4th Place Disappointment
In 2016, following an extended period of injuries, setbacks and a lengthy recovery, Kara Goucher attempted her comeback for the U.S. Olympic trials. Though she had a strong performance, spending much of the race keeping pace with the woman who finished in second place, when it came down to the last stretch, she didn’t succeed in advancing as far as she needed. She finished in 4th place. Runner’s World called this “the worst possible spot. It would seem less painful to have missed qualifying by a lot than to miss it by only one spot.
But what’s the reality here? Kara Goucher, whether on the Olympic team or not, is a world-class athlete, accomplished as a runner at a level that very few people will ever be accomplished at anything. While you couldn’t help but feel sympathy for her on that occasion, she has nothing to be ashamed of.
The Value of Doing Things Well
It’s great when people are able to win, to come in first, and to be the best. Most of us don’t get to know what that’s like. The good news is that it really isn’t as important to finish first as it is to learn to do a few things well. A talented athlete who finishes in 4th, 5th, or 10th place still has much to gain from achieving great knowledge, skill, or character because of their dedication to their sport.
One of my favorite examples of this is Scott Adams, the creator of the Dilbert comic. Adams talks in his book, Win Bigly, about the value of acquiring and stacking skill sets. He’s had great success in his life by putting together a variety of skills at which he is reasonably proficient. This is where Dilbert came from.

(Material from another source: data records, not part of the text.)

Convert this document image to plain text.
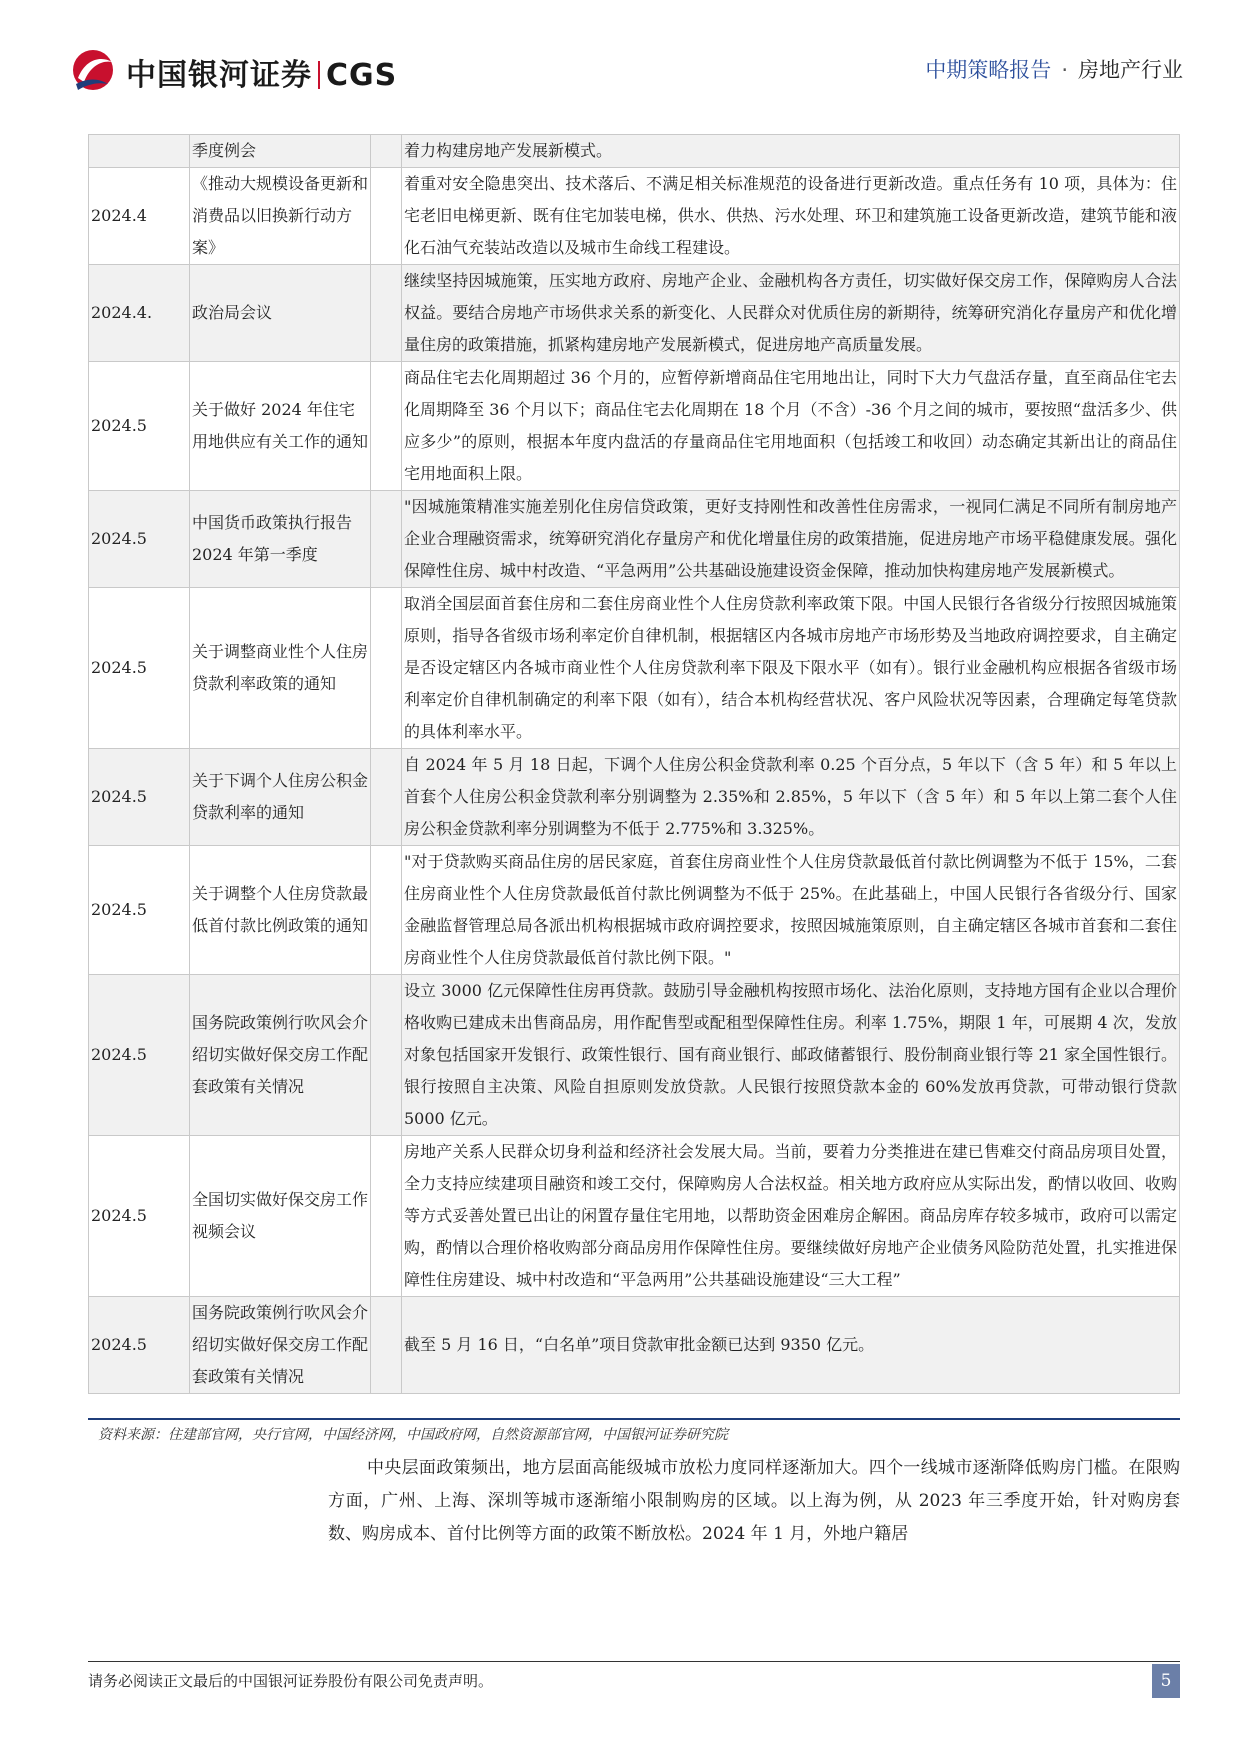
中国银河证券 CGS	中期策略报告 · 房地产行业
	季度例会		着力构建房地产发展新模式。
2024.4	《推动大规模设备更新和消费品以旧换新行动方案》		着重对安全隐患突出、技术落后、不满足相关标准规范的设备进行更新改造。重点任务有 10 项，具体为：住宅老旧电梯更新、既有住宅加装电梯，供水、供热、污水处理、环卫和建筑施工设备更新改造，建筑节能和液化石油气充装站改造以及城市生命线工程建设。
2024.4.	政治局会议		继续坚持因城施策，压实地方政府、房地产企业、金融机构各方责任，切实做好保交房工作，保障购房人合法权益。要结合房地产市场供求关系的新变化、人民群众对优质住房的新期待，统筹研究消化存量房产和优化增量住房的政策措施，抓紧构建房地产发展新模式，促进房地产高质量发展。
2024.5	关于做好 2024 年住宅用地供应有关工作的通知		商品住宅去化周期超过 36 个月的，应暂停新增商品住宅用地出让，同时下大力气盘活存量，直至商品住宅去化周期降至 36 个月以下；商品住宅去化周期在 18 个月（不含）-36 个月之间的城市，要按照“盘活多少、供应多少”的原则，根据本年度内盘活的存量商品住宅用地面积（包括竣工和收回）动态确定其新出让的商品住宅用地面积上限。
2024.5	中国货币政策执行报告 2024 年第一季度		"因城施策精准实施差别化住房信贷政策，更好支持刚性和改善性住房需求，一视同仁满足不同所有制房地产企业合理融资需求，统筹研究消化存量房产和优化增量住房的政策措施，促进房地产市场平稳健康发展。强化保障性住房、城中村改造、“平急两用”公共基础设施建设资金保障，推动加快构建房地产发展新模式。
2024.5	关于调整商业性个人住房贷款利率政策的通知		取消全国层面首套住房和二套住房商业性个人住房贷款利率政策下限。中国人民银行各省级分行按照因城施策原则，指导各省级市场利率定价自律机制，根据辖区内各城市房地产市场形势及当地政府调控要求，自主确定是否设定辖区内各城市商业性个人住房贷款利率下限及下限水平（如有）。银行业金融机构应根据各省级市场利率定价自律机制确定的利率下限（如有），结合本机构经营状况、客户风险状况等因素，合理确定每笔贷款的具体利率水平。
2024.5	关于下调个人住房公积金贷款利率的通知		自 2024 年 5 月 18 日起，下调个人住房公积金贷款利率 0.25 个百分点，5 年以下（含 5 年）和 5 年以上首套个人住房公积金贷款利率分别调整为 2.35%和 2.85%，5 年以下（含 5 年）和 5 年以上第二套个人住房公积金贷款利率分别调整为不低于 2.775%和 3.325%。
2024.5	关于调整个人住房贷款最低首付款比例政策的通知		"对于贷款购买商品住房的居民家庭，首套住房商业性个人住房贷款最低首付款比例调整为不低于 15%，二套住房商业性个人住房贷款最低首付款比例调整为不低于 25%。在此基础上，中国人民银行各省级分行、国家金融监督管理总局各派出机构根据城市政府调控要求，按照因城施策原则，自主确定辖区各城市首套和二套住房商业性个人住房贷款最低首付款比例下限。"
2024.5	国务院政策例行吹风会介绍切实做好保交房工作配套政策有关情况		设立 3000 亿元保障性住房再贷款。鼓励引导金融机构按照市场化、法治化原则，支持地方国有企业以合理价格收购已建成未出售商品房，用作配售型或配租型保障性住房。利率 1.75%，期限 1 年，可展期 4 次，发放对象包括国家开发银行、政策性银行、国有商业银行、邮政储蓄银行、股份制商业银行等 21 家全国性银行。银行按照自主决策、风险自担原则发放贷款。人民银行按照贷款本金的 60%发放再贷款，可带动银行贷款 5000 亿元。
2024.5	全国切实做好保交房工作视频会议		房地产关系人民群众切身利益和经济社会发展大局。当前，要着力分类推进在建已售难交付商品房项目处置，全力支持应续建项目融资和竣工交付，保障购房人合法权益。相关地方政府应从实际出发，酌情以收回、收购等方式妥善处置已出让的闲置存量住宅用地，以帮助资金困难房企解困。商品房库存较多城市，政府可以需定购，酌情以合理价格收购部分商品房用作保障性住房。要继续做好房地产企业债务风险防范处置，扎实推进保障性住房建设、城中村改造和“平急两用”公共基础设施建设“三大工程”
2024.5	国务院政策例行吹风会介绍切实做好保交房工作配套政策有关情况		截至 5 月 16 日，“白名单”项目贷款审批金额已达到 9350 亿元。
资料来源：住建部官网，央行官网，中国经济网，中国政府网，自然资源部官网，中国银河证券研究院

中央层面政策频出，地方层面高能级城市放松力度同样逐渐加大。四个一线城市逐渐降低购房门槛。在限购方面，广州、上海、深圳等城市逐渐缩小限制购房的区域。以上海为例，从 2023 年三季度开始，针对购房套数、购房成本、首付比例等方面的政策不断放松。2024 年 1 月，外地户籍居

请务必阅读正文最后的中国银河证券股份有限公司免责声明。	5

He had corporate world experience, he was a decent observer of people, he could draw reasonably well, and he has a decent sense of humor. Adams would readily tell you that he isn’t “the best” in any of these areas. But because he can do all of these things well enough, they came together in the form of Dilbert, and it has opened many doors for him. To succeed, he didn’t have to be the best. He simply needed to do what he could, as well as he could, in a way that allowed his strengths to build on each other.
Doing What You Can
I have found increasing joy in trying to contribute what I can in the ways I am able. I have especially enjoyed the Research Spotlight section of this website, as it represents a passion of mine combined with several areas of moderately proficient ability. I am a decent writer. I have above average skill as an analytical thinker. I’m techy. I’m blessed with many talented friends and contacts in ministry who’ve done great original research. I am a reasonably good conversationalist. I decided to try and stack these things together to create a series of video interviews to highlight people’s ministry research findings. In fact, I even used my musical skills to record a jingle for the video intro and outros.
Here was my thinking: Most people with Doctor of Ministry degrees like mine are in full-time ministry. Even though we’ve done pragmatic research on the practice of ministry, our work obligations prevent us from being able to write or publish much about our findings, and the sad reality is that almost no one is likely to read our dissertations. On this website, I’m trying to create a space where I can share and celebrate what people have learned in the pursuit of their education, especially for those like me who have limited time or opportunities for sharing our research.
Again, I know people who write and think better than I do or who have a better presence on camera than I do, but just the same, I’m finding joy in trying to contribute something useful for whoever would like to use it. I believe what I’m doing will potentially put great resources in an easily accessible place for church members. I’d like to think that there are a few things about what I’m doing that not just anyone could bring to the table.
The great news is that the same is true for you. Think about yourself and the life experiences that have made you who you are. What strengths and opportunities might come from these things?
- Did your upbringing give you any especially strong skills or areas of awareness?
- Have your various jobs or vocations provided you with useful knowledge you could share?
- Are there talents or gifts you possess that people acknowledge about you?
- Is there something you value, that weighs on your heart, about which you wish you could do something?
- How might all of these things stack together in a way that will benefit other people?
Rather than wasting your time holding back because you aren’t “number one” in one specific area, start asking what God might be able to do through you, specifically because you’re you. Look for how your many proficiencies might come together to become something more than any one of them alone.
Do a few things well, and do them for a good purpose, and you won’t need to be the best at any of them to add value to people’s lives and opportunities for your future.